Infatti, alcuni esperti del settore hanno evidenziato come il Regolamento del 2016, se da un lato ha rafforzato i controlli sul trattamento dei dati, dall’altro non ha fatto altro che rilevare come l’elevata quantità di sanzioni sia la conseguenza di un’altrettanta elevata quantità di violazioni, che si estrinsecano nella violazione dei diritti umani fondamentali alle quali siamo tutti, almeno potenzialmente, esposti.
Da tali presupposti è nata, da parte di alcuni, la tendenza a smorzare l’entusiasmo generale dilagato nel nostro Paese dall’entrata in vigore del GDPR all’irrogazione delle numerose sanzioni succitate ed essi hanno, invece, propeso ad una riflessione volta a sottolineare come sarebbe necessario, per gli operatori della privacy, affrontare la questione con una prudenza che aiuti a sviluppare idonei modelli di prevenzione della violazione dei dati da adottare all’interno delle aziende.
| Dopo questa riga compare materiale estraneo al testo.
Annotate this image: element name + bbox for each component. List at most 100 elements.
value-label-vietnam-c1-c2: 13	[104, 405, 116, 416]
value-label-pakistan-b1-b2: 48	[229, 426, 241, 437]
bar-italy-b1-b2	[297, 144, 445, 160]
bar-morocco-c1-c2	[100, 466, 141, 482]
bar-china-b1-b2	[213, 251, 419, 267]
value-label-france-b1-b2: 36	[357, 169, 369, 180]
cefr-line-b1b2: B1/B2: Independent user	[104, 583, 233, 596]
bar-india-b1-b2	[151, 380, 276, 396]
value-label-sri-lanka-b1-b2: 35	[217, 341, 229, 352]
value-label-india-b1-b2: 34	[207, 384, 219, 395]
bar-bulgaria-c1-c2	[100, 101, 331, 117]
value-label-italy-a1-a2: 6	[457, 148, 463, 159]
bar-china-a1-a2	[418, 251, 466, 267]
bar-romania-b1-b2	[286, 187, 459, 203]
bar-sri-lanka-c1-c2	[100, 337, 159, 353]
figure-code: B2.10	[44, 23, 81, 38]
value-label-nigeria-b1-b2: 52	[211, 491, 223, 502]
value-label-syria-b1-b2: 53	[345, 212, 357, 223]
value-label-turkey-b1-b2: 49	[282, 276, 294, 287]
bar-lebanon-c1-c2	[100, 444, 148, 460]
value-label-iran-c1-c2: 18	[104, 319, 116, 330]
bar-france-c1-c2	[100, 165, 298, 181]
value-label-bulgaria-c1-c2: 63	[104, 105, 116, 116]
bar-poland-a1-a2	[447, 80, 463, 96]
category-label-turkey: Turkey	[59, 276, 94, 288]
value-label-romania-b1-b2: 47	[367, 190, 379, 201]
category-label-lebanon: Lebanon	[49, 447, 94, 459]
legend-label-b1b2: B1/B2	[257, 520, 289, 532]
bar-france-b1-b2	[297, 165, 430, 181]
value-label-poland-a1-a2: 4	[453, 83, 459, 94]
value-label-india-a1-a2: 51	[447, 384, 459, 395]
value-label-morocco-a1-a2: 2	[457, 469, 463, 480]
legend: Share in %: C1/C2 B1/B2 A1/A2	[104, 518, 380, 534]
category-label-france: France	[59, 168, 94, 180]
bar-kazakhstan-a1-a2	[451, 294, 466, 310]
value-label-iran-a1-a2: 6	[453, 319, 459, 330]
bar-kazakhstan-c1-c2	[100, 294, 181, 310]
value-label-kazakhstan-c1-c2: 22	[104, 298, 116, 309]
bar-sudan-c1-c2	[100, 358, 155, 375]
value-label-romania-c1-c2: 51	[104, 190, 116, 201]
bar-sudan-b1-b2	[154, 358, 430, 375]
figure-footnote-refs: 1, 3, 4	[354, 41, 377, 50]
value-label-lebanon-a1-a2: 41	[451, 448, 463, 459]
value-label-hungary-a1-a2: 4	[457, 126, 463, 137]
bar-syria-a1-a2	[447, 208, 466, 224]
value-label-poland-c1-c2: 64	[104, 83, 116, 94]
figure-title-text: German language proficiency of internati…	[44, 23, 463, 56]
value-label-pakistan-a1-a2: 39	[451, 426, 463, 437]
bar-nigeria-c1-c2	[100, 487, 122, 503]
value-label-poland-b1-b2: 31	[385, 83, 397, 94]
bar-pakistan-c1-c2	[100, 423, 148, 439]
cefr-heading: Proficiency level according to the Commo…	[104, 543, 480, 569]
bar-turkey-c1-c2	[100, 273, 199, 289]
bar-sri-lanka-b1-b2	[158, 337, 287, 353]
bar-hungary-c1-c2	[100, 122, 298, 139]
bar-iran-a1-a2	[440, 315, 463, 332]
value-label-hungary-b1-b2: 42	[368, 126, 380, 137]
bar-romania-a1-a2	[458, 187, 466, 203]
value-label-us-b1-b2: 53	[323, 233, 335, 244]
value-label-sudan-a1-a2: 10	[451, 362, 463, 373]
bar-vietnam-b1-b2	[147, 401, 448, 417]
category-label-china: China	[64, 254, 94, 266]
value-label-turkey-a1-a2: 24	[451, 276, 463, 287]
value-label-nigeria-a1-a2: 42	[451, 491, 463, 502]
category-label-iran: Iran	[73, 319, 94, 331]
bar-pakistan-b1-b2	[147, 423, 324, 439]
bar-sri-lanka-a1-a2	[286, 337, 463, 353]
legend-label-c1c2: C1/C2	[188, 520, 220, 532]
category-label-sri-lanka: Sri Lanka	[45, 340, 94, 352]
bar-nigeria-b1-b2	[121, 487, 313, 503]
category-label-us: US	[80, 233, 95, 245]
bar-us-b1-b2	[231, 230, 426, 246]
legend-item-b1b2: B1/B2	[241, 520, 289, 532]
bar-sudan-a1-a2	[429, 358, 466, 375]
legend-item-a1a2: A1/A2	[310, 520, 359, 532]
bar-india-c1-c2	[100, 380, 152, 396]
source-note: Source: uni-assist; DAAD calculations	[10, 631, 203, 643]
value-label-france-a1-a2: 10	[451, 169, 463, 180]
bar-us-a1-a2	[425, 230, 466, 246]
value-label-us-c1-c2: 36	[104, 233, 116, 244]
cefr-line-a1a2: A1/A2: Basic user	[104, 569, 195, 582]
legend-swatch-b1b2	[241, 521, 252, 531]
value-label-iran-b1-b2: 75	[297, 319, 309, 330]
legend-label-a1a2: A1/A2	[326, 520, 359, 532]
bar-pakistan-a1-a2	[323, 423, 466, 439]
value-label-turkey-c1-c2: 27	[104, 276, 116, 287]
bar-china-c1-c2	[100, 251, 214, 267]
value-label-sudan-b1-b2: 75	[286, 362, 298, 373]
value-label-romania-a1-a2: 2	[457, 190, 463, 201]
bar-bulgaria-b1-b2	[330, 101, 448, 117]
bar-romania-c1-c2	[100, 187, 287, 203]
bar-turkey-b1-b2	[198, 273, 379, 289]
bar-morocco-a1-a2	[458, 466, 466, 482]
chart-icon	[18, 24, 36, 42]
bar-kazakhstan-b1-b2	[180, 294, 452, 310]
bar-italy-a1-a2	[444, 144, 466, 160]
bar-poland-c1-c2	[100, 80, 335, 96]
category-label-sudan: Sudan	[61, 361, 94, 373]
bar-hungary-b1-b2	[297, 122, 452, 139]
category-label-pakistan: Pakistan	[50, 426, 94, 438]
L’eccessiva celerità nell’enucleare tali modelli, accertare violazioni e applicare le relative sanzioni, secondo tali esperti, rischia di far adottare scelte poco ponderate e di creare, al contrario, un sistema inefficace che produce ingiustizie e inefficienze all’interno di un sistema che mira, invece, a ridurle.
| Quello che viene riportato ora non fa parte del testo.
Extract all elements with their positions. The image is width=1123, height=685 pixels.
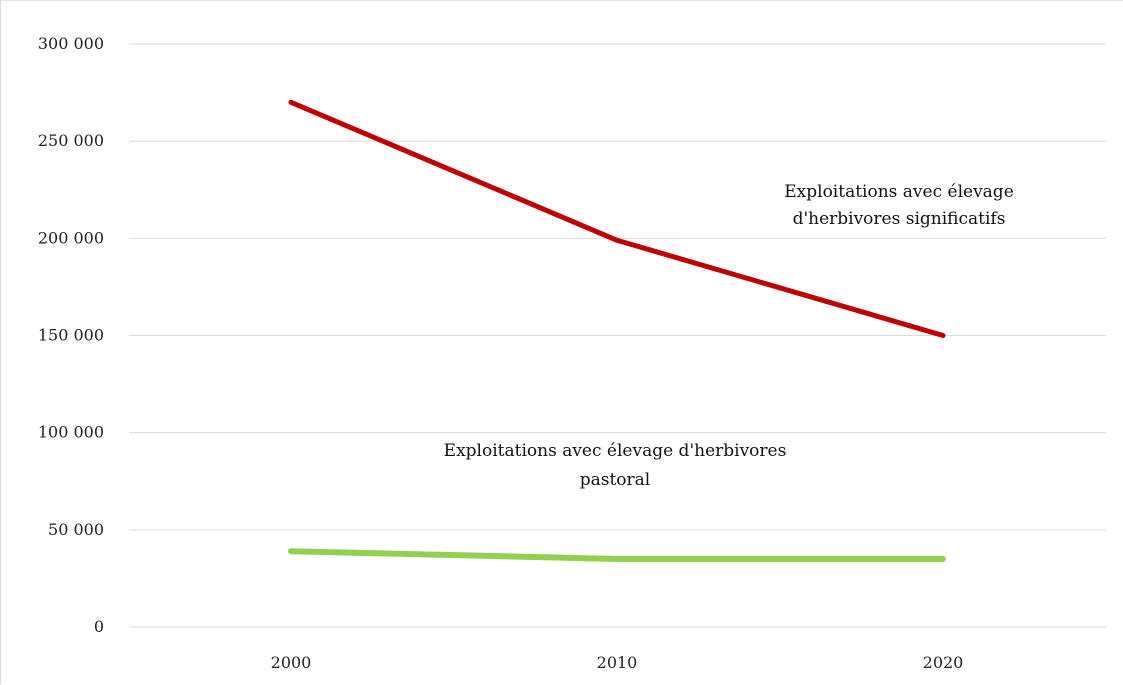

A tal proposito, un altro elemento che rischia di non centrare il focus della tutela dei dati è l’incertezza data dal concetto della summenzionata “accountability”. Essa è uno dei principi cardine su cui si fonda il GDPR, mira a responsabilizzare ogni titolare, responsabile e addetto al trattamento dei dati, in modo tale da essere accountable con il regolamento, cioè di divenire responsabile delle scelte di mezzi, operazioni, procedure, finalità in materia di trattamento dei dati, ma anche essere in grado di “dare conto” delle valutazioni svolte alla base delle scelte poi operate.
Qualche criticità
Non mancano le osservazioni critiche anche nei confronti di tale principio, considerato da alcuni molto ampio e dai margini sfocati. E’ stata rilevata una vaghezza del concetto di “responsabilizzazione” che amplierebbe in maniera smisurata i confini della tutela della privacy, allargando discrezionalmente il campo sulla valutazione della validità o meno delle condotte attinenti alla violazione dei dati.
In quest’ottica potrebbe verificarsi un rovescio della medaglia, ossia che ci si ritrovi in un sistema di tutela in difficoltà, che, a causa di eccessiva celerità nell’adeguarsi alla nuova normativa, genera l’inefficacia dei modelli di prevenzione adottati dalle aziende. Potrebbe, quindi, sembrare che si cerchi la soluzione partendo dalla fase finale, le sanzioni appunto, piuttosto che concentrarsi sull’enucleare un sistema più solido di prevenzione della violazione dei dati.
Non resta che attendere come si evolverà e adeguerà il complesso apparato della tutela della privacy italiano, auspicando che venga garantita e posta in prima linea una protezione adeguata nei confronti dei cittadini.